[S3-1] Update of International Breast Cancer Study Group Trial 23-01 To Compare Axillary Dissection Versus No Axillary Dissection in Patients with Clinically Node Negative Breast Cancer and Micrometastases in the Sentinel Node.
Galimberti V, Cole BF, Zurrida S, Viale G, Luini A, Veronesi P, Baratella P, Chifu C, Sargenti M, Intra M, Gentilini O, Massarut S, Garbay J-R, Zgajnar J, Galatius H, Recalcati A, Littlejohn D, Bamert M, Price KN, Goldhirsch A, Gelber RD, Veronesi U. International Breast Cancer Study Group Trial 23-01 Investigators
Introduction and Study Design
For patients (pts) with a metastatic sentinel node (SN), axillary dissection is standard treatment to achieve optimal locoregional control. However, for many pts the SN is the only positive node and for pts with minimal SN involvement, axillary dissection (AD) may be overtreatment. IBCSG Trial 23-01 was designed to determine whether AD is necessary in pts with minimal SN involvement (defined as one or more micrometastatic (≤2 mm) SNs) and tumor ≤5 cm. Consenting eligible pts were first registered; those with the requisite SN involvement were randomized to AD (group A) vs. no further axillary surgery (group B). The primary endpoint was disease-free survival (DFS). Secondary endpoints included overall survival (OS) and systemic disease-free survival (SDFS). The trial started in April 2001 and closed in February 2010. The accrual target was 1,960 pts to provide 90% power to detect non-equivalence if 5-year DFS was 64% for group B and 70% in group A. At closure 6,681 pts had been registered, with 934 randomized from 27 centers. The primary reasons for early closure were that projected time to complete accrual was too long, and the aggregate event rate at 30 months median follow up was much lower than anticipated.
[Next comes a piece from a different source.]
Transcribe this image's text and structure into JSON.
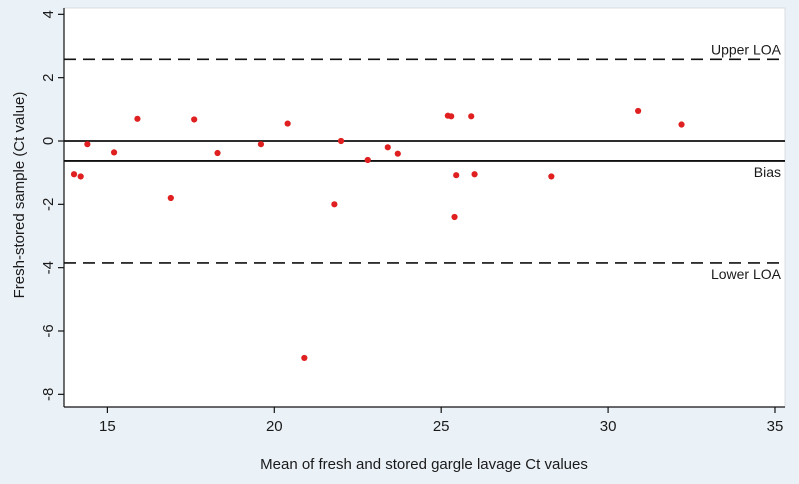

Baseline Characteristics and Treatment
Mean patient age at entry was 54 years (range 26-81). More postmenopausal (56%) than premenopausal pts (44%) were randomized. Sixty-seven percent of pts had tumor <2 cm, while 7% had tumor ≥3 cm; 26% had grade 3 disease. Tumors were estrogen-receptor positive in 89% of pts, and progesterone-receptor positive in 75%. In the involved sentinel node(s), 67% of pts had ≤1.0 mm micrometastasis, 29% had 1.1-2.0 mm micrometastasis, 2% had metastasis >2.0 mm, and 2% were unknown. Most (96%) pts underwent lymphoscintigraphy, and 1 or 2 sentinel nodes were found in about 85%. A previous excision biopsy was performed in 16%. Conservative surgery was definitive treatment in 75%; the others received mastectomy. Adjuvant radiotherapy was performed in 89% of group A and 92% of group B.
On 25 May 2011, median follow was 49 months. There were 88 DFS events. Sites of first DFS event were breast cancer-related in 66 pts [local (8), contralateral breast (10), regional (6), and distant (42)], and non-breast cancer-related in 22 [second malignancies (17) and deaths without prior cancer event (5)]. Four-year DFS (± standard error) was 91% (±1.4%). Four-year competing risk cumulative incidences were 7.3% (±1.0%) for breast cancer events and 2.0% (±0.5%) for non-breast cancer events. With 101 DFS events, the trial is estimated to have 90% power to detect non-equivalence if 5-year DFS is 87% for group B compared with 92% for group A.
In this trial, restricted to clinically N0 with microscopic SN involvement, breast cancer recurrence and relapse rates are very low at a median follow-up of 4 years. The first comparison of outcomes between the two arms will be presented after a median follow-up of 5 years, when number of DFS events is anticipated to exceed 100.